Enter the stunningly created world of Sue Degennaro and Jackie French, created of inspired and simple stories of inventions and hopes of a cleaner and better world and portrayed by an illustrator who takes all of this very seriously.
Both Jackie and Sue thought heavily about how this book would be written and illustrated, it would be written on a computer powered by the sun, it will be written in amongst the very nature and beauty that they write, it will be illustrated using recycled material, not stuff that they will have to go and source, but only recycled materials from the confines of Sue’s house.
The illustrator, Sue living in the big city but trying to live sustainably with her own veggie patch and heavy use of public transport and bikes, the author, Jackie an avid gardener, watcher of creation, nature enthusiast living in the Araluen Valley (NSW) in a house that her and her husband built themselves using a waterwheel and solar panel to power the house.
So… I guess I should talk about the story.

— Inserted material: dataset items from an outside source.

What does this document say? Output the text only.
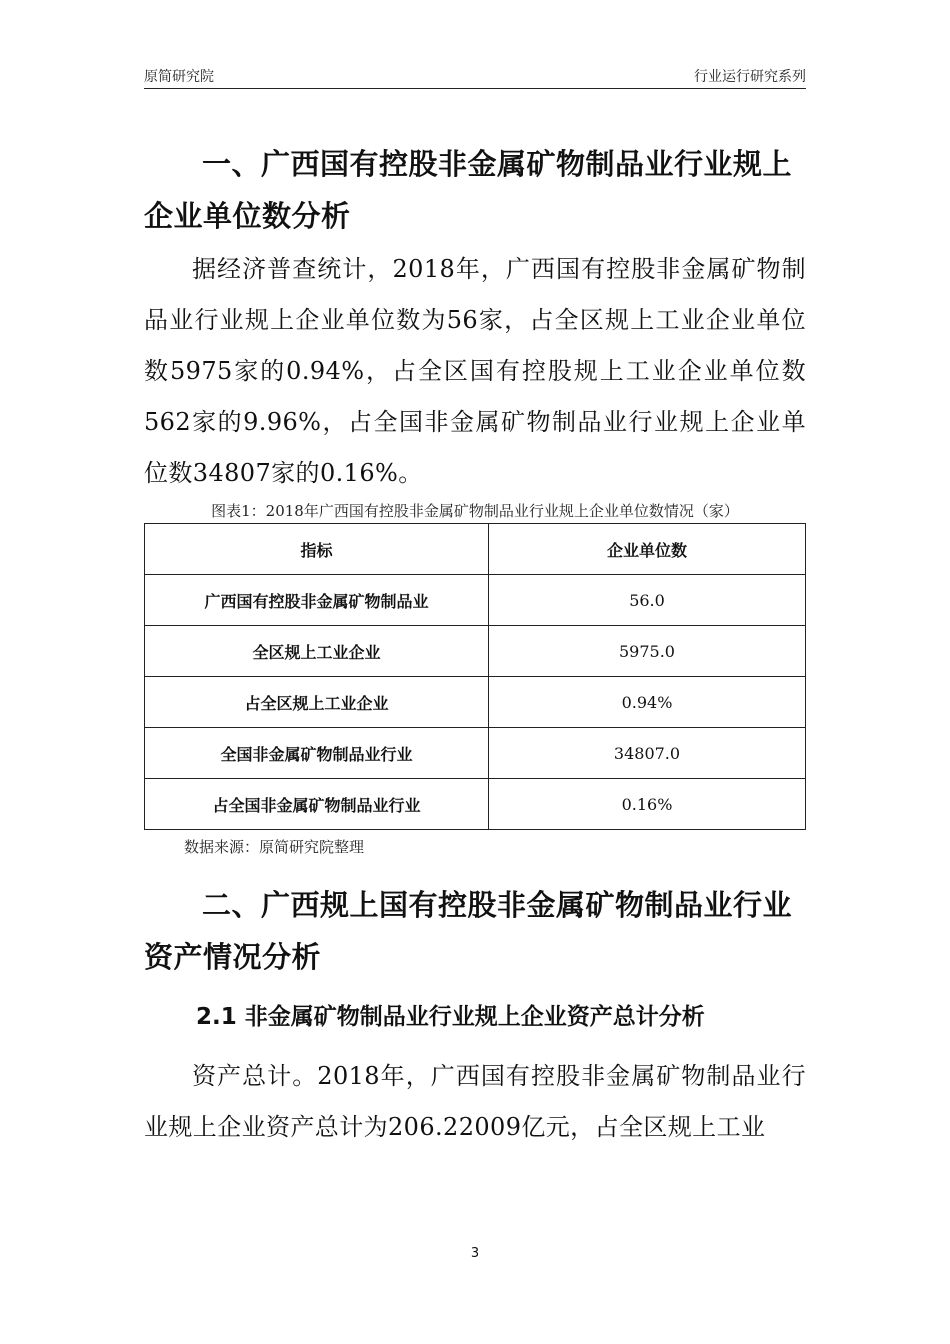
原简研究院	行业运行研究系列
一、广西国有控股非金属矿物制品业行业规上企业单位数分析

据经济普查统计，2018年，广西国有控股非金属矿物制品业行业规上企业单位数为56家，占全区规上工业企业单位数5975家的0.94%，占全区国有控股规上工业企业单位数562家的9.96%，占全国非金属矿物制品业行业规上企业单位数34807家的0.16%。

图表1：2018年广西国有控股非金属矿物制品业行业规上企业单位数情况（家）
指标	企业单位数
广西国有控股非金属矿物制品业	56.0
全区规上工业企业	5975.0
占全区规上工业企业	0.94%
全国非金属矿物制品业行业	34807.0
占全国非金属矿物制品业行业	0.16%
数据来源：原简研究院整理
二、广西规上国有控股非金属矿物制品业行业资产情况分析
2.1 非金属矿物制品业行业规上企业资产总计分析

资产总计。2018年，广西国有控股非金属矿物制品业行业规上企业资产总计为206.22009亿元，占全区规上工业

3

Or should I call it a letter of hope?
Once upon a time there lived a prince, when he was a child he crawled into the library and found himself a home. Amongst the books and the shelves he played and created his own worlds. He loved book so much that he read them all and wondered why the world outside his palace never looked like the books that inspired him.
Perhaps reel life could be improved…
When the king and queen pack their campervan and head off for a holiday they leave the prince in charge, and very quickly the children of the town and the prince partner up to improve real life. Using the knowledge and stories from the books he loved so much they start to create inventions that save water, help vegetables grow, provide alternatives to petrol fuel, recycling old junk and eventually…

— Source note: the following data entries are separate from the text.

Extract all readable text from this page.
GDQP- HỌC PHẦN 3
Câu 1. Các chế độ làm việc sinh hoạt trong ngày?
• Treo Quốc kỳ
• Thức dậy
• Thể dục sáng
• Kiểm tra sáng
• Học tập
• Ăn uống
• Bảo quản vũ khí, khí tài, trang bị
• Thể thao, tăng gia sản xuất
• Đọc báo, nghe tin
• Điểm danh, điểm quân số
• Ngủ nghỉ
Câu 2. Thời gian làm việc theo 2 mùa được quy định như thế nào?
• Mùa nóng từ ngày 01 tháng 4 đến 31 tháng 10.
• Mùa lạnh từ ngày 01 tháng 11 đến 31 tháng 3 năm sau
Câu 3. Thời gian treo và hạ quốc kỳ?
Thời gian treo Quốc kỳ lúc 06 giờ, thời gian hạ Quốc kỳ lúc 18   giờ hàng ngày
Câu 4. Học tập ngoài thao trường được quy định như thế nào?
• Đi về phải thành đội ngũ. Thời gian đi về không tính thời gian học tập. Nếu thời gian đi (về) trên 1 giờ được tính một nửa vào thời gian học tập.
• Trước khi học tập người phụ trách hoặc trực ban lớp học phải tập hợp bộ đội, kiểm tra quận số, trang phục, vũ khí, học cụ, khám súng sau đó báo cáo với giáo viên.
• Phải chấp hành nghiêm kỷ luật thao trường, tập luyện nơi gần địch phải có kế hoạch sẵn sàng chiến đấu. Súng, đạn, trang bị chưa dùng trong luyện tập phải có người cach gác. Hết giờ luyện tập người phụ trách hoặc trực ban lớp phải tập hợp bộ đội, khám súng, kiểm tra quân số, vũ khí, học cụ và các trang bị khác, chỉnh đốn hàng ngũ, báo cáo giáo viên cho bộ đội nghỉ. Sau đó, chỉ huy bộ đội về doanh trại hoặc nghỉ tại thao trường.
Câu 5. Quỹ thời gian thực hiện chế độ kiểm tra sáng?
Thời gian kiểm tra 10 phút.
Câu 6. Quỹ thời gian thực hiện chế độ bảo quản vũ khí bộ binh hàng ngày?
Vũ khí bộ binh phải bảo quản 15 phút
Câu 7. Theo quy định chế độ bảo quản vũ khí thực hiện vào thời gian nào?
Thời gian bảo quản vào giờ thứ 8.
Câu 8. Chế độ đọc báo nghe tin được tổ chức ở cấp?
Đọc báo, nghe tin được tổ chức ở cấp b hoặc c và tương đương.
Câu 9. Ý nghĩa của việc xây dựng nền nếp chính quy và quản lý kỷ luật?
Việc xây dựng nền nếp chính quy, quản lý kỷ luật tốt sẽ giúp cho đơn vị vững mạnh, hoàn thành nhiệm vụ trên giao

Eventually they may change the world for everyone to enjoy.
If there’s one thing that I love about picture books is that they level the playing field.
Children are almost constantly left out of discussion and dialogue because they’re not able to read the latest Tim Flannery novel, or perhaps the latest Clive Hamilton research. Adults have artificially created a world where there are certain things that children can talk about and understand and certain things that they can’t. Literature gives power to adults and seems to keep it from the kids.

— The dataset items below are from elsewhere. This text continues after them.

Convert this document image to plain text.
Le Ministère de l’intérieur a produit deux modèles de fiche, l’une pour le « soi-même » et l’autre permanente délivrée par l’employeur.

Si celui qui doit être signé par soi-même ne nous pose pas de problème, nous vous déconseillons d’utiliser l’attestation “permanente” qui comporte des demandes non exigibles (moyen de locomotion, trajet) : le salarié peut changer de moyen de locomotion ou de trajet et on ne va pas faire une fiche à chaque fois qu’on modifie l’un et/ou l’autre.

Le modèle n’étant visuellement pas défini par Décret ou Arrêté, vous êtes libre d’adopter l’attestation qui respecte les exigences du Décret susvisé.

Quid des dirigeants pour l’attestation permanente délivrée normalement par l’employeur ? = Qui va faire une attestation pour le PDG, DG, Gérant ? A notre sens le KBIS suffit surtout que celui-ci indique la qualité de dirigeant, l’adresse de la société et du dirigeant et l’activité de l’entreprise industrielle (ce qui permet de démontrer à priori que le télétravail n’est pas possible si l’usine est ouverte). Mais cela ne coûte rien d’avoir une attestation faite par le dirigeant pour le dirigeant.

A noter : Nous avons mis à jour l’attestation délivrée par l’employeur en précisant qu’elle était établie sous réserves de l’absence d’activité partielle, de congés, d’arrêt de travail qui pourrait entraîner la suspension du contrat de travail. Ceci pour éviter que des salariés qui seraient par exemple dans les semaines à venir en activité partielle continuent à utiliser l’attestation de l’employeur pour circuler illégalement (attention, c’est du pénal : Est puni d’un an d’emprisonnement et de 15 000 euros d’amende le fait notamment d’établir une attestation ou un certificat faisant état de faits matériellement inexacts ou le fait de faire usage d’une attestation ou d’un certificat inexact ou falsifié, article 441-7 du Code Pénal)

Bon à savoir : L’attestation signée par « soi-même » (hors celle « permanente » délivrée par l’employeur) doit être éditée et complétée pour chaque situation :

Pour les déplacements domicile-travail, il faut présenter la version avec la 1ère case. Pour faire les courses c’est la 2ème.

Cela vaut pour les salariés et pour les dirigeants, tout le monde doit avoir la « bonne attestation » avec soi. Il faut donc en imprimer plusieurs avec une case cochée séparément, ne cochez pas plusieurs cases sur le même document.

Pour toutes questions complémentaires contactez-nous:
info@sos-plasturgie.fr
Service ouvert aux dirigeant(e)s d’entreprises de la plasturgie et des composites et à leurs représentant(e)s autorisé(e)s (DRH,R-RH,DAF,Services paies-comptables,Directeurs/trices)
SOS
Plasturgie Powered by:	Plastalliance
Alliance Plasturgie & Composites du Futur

Picture books however, they level the playing field, they can play with adults imaginations as much as they can the kids imagination, and this book is one that can give power back to the kids.
In the book Jackie places the children in the centre as the story’s heroes, it’s a young prince and a young group of children who put these inventions together, who create the solar panel cars, who work towards sharing the world with everyone and thing.
I mean, if the adults aren’t gonna do it, you guys are going to have to do it yourselves, it’s your task to change things, but you don’t have to wait until you’re old Jackie tells us. No, instead you can do it now, you can go out and change it now, and perhaps because you’re children you may succeed.
Created in an inventive way this story only uses examples and ideas that can already be reality, it’s not imagination, it’s not entirely fiction and it’s not entirely non-fiction.
How much do you want things to change?